Her scream was cut short by water. Instinctively, she fought to get up to the surface. More hands came from that direction, grabbing hold of her. She fought those too. They dragged her back, getting her most of the way over the grate and pulling the corpse on her leg up with her. Ellen tried to kick it loose. It opened its mouth, spitting out her blood, broken teeth and ripped pieces of her blue jeans. A shotgun boomed, and its head snapped backwards. Ellen’s big and middle toes disappeared, turning into a mist of blood.
Water was in her lungs, but her body went on trying to scream anyway. She couldn’t breathe.
“Ellen!” Rick was screaming. He yelled something else at her too, but it was lost as her head fell back into the water. She felt metal beneath her, scraping against her back.
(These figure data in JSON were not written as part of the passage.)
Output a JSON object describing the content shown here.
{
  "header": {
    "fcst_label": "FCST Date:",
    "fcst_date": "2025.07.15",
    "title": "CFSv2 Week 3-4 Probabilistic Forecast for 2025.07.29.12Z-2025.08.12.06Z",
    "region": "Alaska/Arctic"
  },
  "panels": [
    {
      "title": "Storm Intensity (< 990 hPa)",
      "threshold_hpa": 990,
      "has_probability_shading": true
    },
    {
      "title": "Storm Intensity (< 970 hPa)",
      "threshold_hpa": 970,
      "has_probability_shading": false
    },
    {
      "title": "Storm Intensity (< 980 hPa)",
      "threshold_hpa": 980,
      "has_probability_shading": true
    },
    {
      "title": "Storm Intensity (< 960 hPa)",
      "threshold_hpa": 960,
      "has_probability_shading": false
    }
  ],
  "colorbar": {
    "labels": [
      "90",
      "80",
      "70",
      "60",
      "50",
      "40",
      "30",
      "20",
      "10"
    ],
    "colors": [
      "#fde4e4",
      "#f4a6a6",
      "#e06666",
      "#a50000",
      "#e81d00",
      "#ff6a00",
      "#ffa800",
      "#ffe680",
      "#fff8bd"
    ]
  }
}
Suddenly the hands that were on her torso won out and she was dragged upwards. There was more gunfire.
Molly pulled her onto the bank. Ellen saw Rick standing
on the grate, swinging his paddle left and right. He turned back and shouted something to Molly. Alice was yelling too. The world was still spinning. She tried to breathe through her nose, but it was full of blood. She tried to breathe through her mouth, but her lungs were full of water. She collapsed into a coughing fit so severe that she couldn’t see. Water poured up out of her throat.
New hands were grabbing her, stronger than the ones before.
She tried to fight them off.
Rick was shouting again. The same thing over and over.
Ellen looked past the hands to her foot. Her toes were gone. Other hands, holding cloth, were grabbing at them. She tried to fight her way free of them.
“Ellen!” Rick was shouting at someone, “Ellen! Ellen!”
She couldn’t get enough air. It came and went, and she was breathing as hard as she could, but the air was empty. Her vision was blurred.
She tried to scream for help, but she couldn’t get the words out.
“Ellen!” Rick said. “Look at me, dear. Look at me.”
His face filled her vision.
“Listen!” Rick was shouting. “Hell heals all wounds, Ellen. You’re going to be fine.”
The hands were Rick’s hands, Alice’s hands, and Molly’s hands. She was safe. Hell healed all wounds.
“I’ve got you,” Alice said. “Don’t worry, girl. I’ve got you.”
Michael looked down the long single aisle of Father Klein’s church. Light streamed in from the Harpsborough chamber, shining down through the open arches near the church’s ceiling and illuminating the pews. The crucifixes in those windows left evenly spaced cross shaped shadows along the sides of the aisle. At the far end of the church was a giant woodstone cross, hanging down from the fifty-foot ceiling. It was at that far wall that the villagers would pray. There was a line of grime where they would put their hands.
When the church was filled with all fifty Citizens, as it was now, it smelled different than when it was filled with villagers. Molly had called the villagers’ odor desperation, when she was still alive. They reeked of sweat and grime and blood. The Citizens were a far cleaner bunch, and they had access to deodorants, or at the least, to perfumes which could mask their scent—but maybe Molly was right. Maybe a person could actually smell desperation.